Dearest Charmaine, I always enjoy looking at your home again and again..We live in a double storey terrace with approx 2500 sqf of indoor space, even that my husband wants to move on to a larger home which I objected because in years to come, the children's gone and there's only 2 of us..and we dont need all those space.Not to mention I have no interest to be a slave to the home...which I am now am anyway haha..happy weekend

Hey Harriet said...

I love what you've done to your house. You've transformed it into a beautiful home! The bonus of living in a small space is that there is less space to keep tidy & clean! And you're less likely to lose things! This doesn't seem to apply to me though ;)

Karine said...

I love what you have done with your "double wide" It doesn't look like a trailer anymore!

There is nothing like having space around you. We are lucky to have it now, too.

GrayEyedScorpio said...

Small is the way to go! 1200 square feet is ample space for our family of three. No McMansions for us!

Marie Louise said...

I have this book too and have always loved it. Your before and after pics are quite impressive. What a lovely spot - your view is incredible!

amy said...

"favor the quality of its space over the quantity” That is a great way of thinking. Also, if you have a bigger house, you have to buy more things to fill it. Of course you have to pay more to heat it or air condition it too. So many perks of quality over quantity.

Bonbon Oiseau said...

what a fabulous job you've done--seems so worth it and how happy you seem...you're living my dream i think!!

Fiber Focus said...

It's absolutely amazing what you did to that place! I hadn't seen the before pictures until now. What a gift!

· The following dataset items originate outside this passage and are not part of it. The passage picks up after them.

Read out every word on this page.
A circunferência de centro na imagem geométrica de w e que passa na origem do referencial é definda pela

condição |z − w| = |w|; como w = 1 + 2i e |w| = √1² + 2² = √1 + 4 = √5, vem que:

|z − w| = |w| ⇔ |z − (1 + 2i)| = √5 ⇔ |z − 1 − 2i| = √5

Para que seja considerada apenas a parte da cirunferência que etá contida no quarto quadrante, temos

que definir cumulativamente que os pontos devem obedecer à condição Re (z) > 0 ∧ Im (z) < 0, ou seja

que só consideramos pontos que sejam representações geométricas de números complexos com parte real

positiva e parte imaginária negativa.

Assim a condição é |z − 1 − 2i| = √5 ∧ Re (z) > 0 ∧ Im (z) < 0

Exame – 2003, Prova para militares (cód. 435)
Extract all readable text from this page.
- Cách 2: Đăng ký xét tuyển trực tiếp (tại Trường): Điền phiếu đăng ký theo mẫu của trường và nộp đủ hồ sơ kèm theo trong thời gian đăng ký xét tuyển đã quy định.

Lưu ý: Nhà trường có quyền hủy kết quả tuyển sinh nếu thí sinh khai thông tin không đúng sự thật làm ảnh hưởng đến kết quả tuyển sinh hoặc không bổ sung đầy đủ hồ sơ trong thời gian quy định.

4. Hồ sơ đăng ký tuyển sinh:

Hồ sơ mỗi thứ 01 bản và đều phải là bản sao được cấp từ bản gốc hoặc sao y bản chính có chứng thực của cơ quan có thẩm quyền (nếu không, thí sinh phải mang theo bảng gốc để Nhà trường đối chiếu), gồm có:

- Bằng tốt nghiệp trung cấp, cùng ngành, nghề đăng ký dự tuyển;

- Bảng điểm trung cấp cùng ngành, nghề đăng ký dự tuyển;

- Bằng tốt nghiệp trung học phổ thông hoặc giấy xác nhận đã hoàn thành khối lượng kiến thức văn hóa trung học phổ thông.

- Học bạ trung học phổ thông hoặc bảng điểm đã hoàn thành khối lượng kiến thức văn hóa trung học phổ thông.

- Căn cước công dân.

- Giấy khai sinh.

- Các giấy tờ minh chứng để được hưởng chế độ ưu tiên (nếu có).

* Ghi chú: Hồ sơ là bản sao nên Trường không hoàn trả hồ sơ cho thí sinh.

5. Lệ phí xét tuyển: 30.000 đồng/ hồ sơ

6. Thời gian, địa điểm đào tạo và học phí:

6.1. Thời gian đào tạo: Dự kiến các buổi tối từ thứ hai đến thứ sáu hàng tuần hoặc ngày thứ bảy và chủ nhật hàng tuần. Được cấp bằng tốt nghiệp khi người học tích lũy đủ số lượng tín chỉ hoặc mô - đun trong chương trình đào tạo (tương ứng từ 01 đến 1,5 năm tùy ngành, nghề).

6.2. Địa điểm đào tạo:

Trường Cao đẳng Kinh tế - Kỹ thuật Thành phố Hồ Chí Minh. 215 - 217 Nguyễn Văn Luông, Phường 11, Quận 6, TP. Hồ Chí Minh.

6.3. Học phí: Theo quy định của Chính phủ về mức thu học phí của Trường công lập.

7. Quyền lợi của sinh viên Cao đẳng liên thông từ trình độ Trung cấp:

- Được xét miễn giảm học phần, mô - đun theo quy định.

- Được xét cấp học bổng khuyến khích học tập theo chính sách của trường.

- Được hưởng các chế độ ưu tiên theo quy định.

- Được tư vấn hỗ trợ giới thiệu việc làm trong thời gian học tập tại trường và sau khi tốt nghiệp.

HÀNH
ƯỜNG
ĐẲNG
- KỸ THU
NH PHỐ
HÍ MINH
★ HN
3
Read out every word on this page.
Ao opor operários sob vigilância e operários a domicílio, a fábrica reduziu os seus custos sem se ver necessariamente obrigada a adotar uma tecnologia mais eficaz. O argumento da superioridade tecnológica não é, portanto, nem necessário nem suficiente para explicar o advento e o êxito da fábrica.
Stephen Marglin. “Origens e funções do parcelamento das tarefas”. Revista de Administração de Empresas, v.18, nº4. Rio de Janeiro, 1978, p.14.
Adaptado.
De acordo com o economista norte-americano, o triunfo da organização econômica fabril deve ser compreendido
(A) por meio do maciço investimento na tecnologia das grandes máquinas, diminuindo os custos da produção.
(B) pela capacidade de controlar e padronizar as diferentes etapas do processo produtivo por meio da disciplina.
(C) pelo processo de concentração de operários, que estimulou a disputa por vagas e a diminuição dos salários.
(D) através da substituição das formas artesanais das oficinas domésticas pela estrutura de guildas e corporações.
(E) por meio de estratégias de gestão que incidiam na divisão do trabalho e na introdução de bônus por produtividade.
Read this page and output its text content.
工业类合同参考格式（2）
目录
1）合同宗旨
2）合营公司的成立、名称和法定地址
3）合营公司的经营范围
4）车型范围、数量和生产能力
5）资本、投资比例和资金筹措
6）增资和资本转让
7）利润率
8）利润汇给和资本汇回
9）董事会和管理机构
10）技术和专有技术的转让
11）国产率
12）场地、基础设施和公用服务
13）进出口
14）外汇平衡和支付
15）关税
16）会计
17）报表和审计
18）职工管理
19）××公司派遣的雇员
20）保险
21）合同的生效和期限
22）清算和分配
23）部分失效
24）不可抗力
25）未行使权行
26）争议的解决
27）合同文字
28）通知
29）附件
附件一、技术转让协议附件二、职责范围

the little red hen said...

We have two of Susan's books. We are using them as reference as we remodel our 100 year old small farmhouse.
I like the cozy feel of a small house.

littlebird said...

sounds like you worked hard, were prepared to compromise but still remain true to your beliefs and you got everything you deserved. well done .
(i am quite envious of your 300 days of sunshine a year, i'd settle for 30 days of sunshine here in Scotland ; )

Yoli said...

I live in a very small space and I enjoy it. It forces you to live with the essentials and be creative in use of space. I love where you live but like my fellow Cuban in London I cannot take isolation for long. My ideal place would actually be a tiny apartment in either NYC or Tokyo. I find peace getting lost in crowds.

Teri said...

I have been wandering around your blog since finding it this week and it makes me long to return to Oregon, and the 850 sq ft bungalow I rented for 18 years. Your double wide is a wonderful mirror of you I think. You have made it very cottagey and cozy and I love the colors and the metalwork vines. I used to date a blacksmith that did wonderful things with vines and leaves. Seeing your things brings back some of those memories that are Oregon to me, too. Part of my gnashing and carping with my current situation is how big this house is and how much time it takes to keep it up. With 850 sq ft, I could clean the house from top to bottom in a day, and still have the weekends free! I will get back to simpler things sometime...that's the plan.

Teri and the cats of Furrydance

Merisi said...

You found a wonderful solution for the way of life you want to lead!

I bought two books by Sarah Susanka, just before moving to Europe. I lived in a big house in the US, which served us well with four little kids, but now I dream of a Susanka-style house (which, after all are not so small, come to think of it).